With Johnson on duty, there were no big scores run up on the team that had been called the conference doormat in the past. A sigh of relief was felt by everyone who had managed to escape the grasp of the "Black and Gold."
Under Johnson, Vanderbilt became the team that would beat you in your own back yard. Triumphs over Auburn Arkansas, Georgia, Ole Miss, Miss. State, South Carolina and Tennessee were witnessed.
Not too much was thought or felt when in Johnson’s second season his med students from Nashville handily beat Kentucky by eleven points in 2003. Much more was on the horizon and no one was aware.
Johnson was in one of the toughest jobs in all of football coaching Vandy.
Unlike the other 119 other schools that comprise the FBS – Div 1A landscape, Vanderbilt’s student athletes must maintain the nations highest mandated G.P.A. to simply stay in school.

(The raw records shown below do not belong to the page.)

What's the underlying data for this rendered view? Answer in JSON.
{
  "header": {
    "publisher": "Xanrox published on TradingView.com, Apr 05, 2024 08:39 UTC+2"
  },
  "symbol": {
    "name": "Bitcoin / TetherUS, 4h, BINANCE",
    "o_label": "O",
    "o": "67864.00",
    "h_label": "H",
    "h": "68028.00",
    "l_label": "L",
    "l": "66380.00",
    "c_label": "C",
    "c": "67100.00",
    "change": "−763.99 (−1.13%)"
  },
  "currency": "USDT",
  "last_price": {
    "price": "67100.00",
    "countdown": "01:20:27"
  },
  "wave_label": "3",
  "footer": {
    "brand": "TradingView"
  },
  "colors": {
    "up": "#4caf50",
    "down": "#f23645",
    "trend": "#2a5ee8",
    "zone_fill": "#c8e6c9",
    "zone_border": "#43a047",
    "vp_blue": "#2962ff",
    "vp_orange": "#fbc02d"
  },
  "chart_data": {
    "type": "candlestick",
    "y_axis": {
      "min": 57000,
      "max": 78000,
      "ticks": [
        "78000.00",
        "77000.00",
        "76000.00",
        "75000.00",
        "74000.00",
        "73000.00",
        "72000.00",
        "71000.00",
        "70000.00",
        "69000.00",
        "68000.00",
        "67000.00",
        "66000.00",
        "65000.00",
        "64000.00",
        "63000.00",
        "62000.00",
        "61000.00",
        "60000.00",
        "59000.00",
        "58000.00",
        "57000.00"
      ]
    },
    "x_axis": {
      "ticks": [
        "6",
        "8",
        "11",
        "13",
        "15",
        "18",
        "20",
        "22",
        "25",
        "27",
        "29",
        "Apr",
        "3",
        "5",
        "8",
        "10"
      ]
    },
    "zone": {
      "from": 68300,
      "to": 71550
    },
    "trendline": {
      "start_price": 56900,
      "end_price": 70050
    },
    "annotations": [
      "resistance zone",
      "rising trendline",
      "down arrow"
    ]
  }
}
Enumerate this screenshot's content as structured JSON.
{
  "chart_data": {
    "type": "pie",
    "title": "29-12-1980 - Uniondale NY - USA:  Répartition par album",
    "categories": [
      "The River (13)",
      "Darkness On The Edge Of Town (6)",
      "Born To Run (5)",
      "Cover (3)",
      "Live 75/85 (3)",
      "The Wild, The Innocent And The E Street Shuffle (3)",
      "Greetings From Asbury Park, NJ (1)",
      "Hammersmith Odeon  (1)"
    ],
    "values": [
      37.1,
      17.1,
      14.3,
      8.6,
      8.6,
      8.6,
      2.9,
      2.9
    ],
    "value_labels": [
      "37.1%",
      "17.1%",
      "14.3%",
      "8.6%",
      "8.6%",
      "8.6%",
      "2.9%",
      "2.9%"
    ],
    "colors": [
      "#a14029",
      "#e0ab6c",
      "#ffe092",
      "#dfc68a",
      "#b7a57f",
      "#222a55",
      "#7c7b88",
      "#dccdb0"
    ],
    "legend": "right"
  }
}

Noting that Johnson did more with less is an understatement. No coach did more with lesser talent than Bobby Johnson did at Vandy in the modern era of the game.
It’s hard to land the top college talent enjoyed by every other university coaching staff with a bar set that high. It did not stop Johnson, who is currently lodged as the fourth best all time coach in history at Vandy.
What very few know today is that Vanderbilt was once a national powerhouse. From 1897 through 1923, nobody was better than the Commodores in college football.
It was why Tennessee hired a West Point Grad named Robert Neyland in 1925 to stop the Commodores wrath at four national championships.
That wrath was revisited under Johnson. Mississippi State felt the sting from a 31-13 beat down in Nashville next. In 2005 Arkansas, Ole Miss and Tennessee were the jack slapped victims. Florida and South Carolina escaped with one touchdown margins, Kentucky only five points.
The conference upsets continued in 2006 when Vandy went into Athens and literally kicked Georgia’s butt up and down the field all day long as they emerged with a 24-22 win. Once again, no one had noticed their arrival despite pinning Alabama’s ears behind their head, to open conference play before falling 13-10 late in the game.
Johnson noticed, with a big grin and kind words expressed as Florida escaped three weeks later with a six point margin of victory, on their way to a conference title and national championship.
In ’07 South Carolina and Ole Miss felt the black and gold pain. The Gamecocks were ranked 6th nationally under Steve Spurrier. ESPN had set up a Spurrier party with the game broadcast that went sour very quickly.
It was the highest ranked opponent that Vandy had beaten in 70 years, dating back to a 7-6 win over SEC Champion LSU in 1937.
It would culminate in 2008 when the Commodores were perched 3rd in the SEC East when the season settled. Everyone was stunned to see Vanderbilt not only earning a bowl birth for the first time in 24 years, beating Ole Miss, South Carolina, Kentucky and Auburn was simply huge.
When The Commodores beat Boston College in the Music City Bowl to end ’08 triumphantly, cheers rang out from Puget Sound in the northwest to Key West in the southeast and all points in between.
Bobby Johnson leaves Vandy with a record of 29-66 in eight seasons. It concludes his coaching career with an 89-102 all-time record, which includes a 60-36 record in eight seasons at Furman and a national championship.
During his tenure at Vanderbilt, Johnson mentored 22 All-SEC selections, 21 SEC All-Freshmen and SEC Offensive Player of the Year Jay Cutler. He has 11 players on NFL rosters presently from Vanderbilt.
Perhaps his most noted work will be seen in the short future on campus in Nashville.
$52 million dollars in upgrades will spice up Dudley Field, playing surfaces on the practice fields, team meeting rooms for football, team meeting rooms for football and the team locker room, equipment rooms, and athletic training room.
Certainly Johnson made a lasting mark during his short stay in the SEC. But, as he noted spending more time with his wife, a lifetime awaited trip to South Africa and returning back to his home state of South Carolina weighed heavily upon him.
Whomever Vanderbilt selects as the next head coach to lead the Commodores, he has big shoes to fill.
For opposing coaches, due notice and credit was handed to Johnson from his coaching counterparts. Secretly, they are all glad he is gone.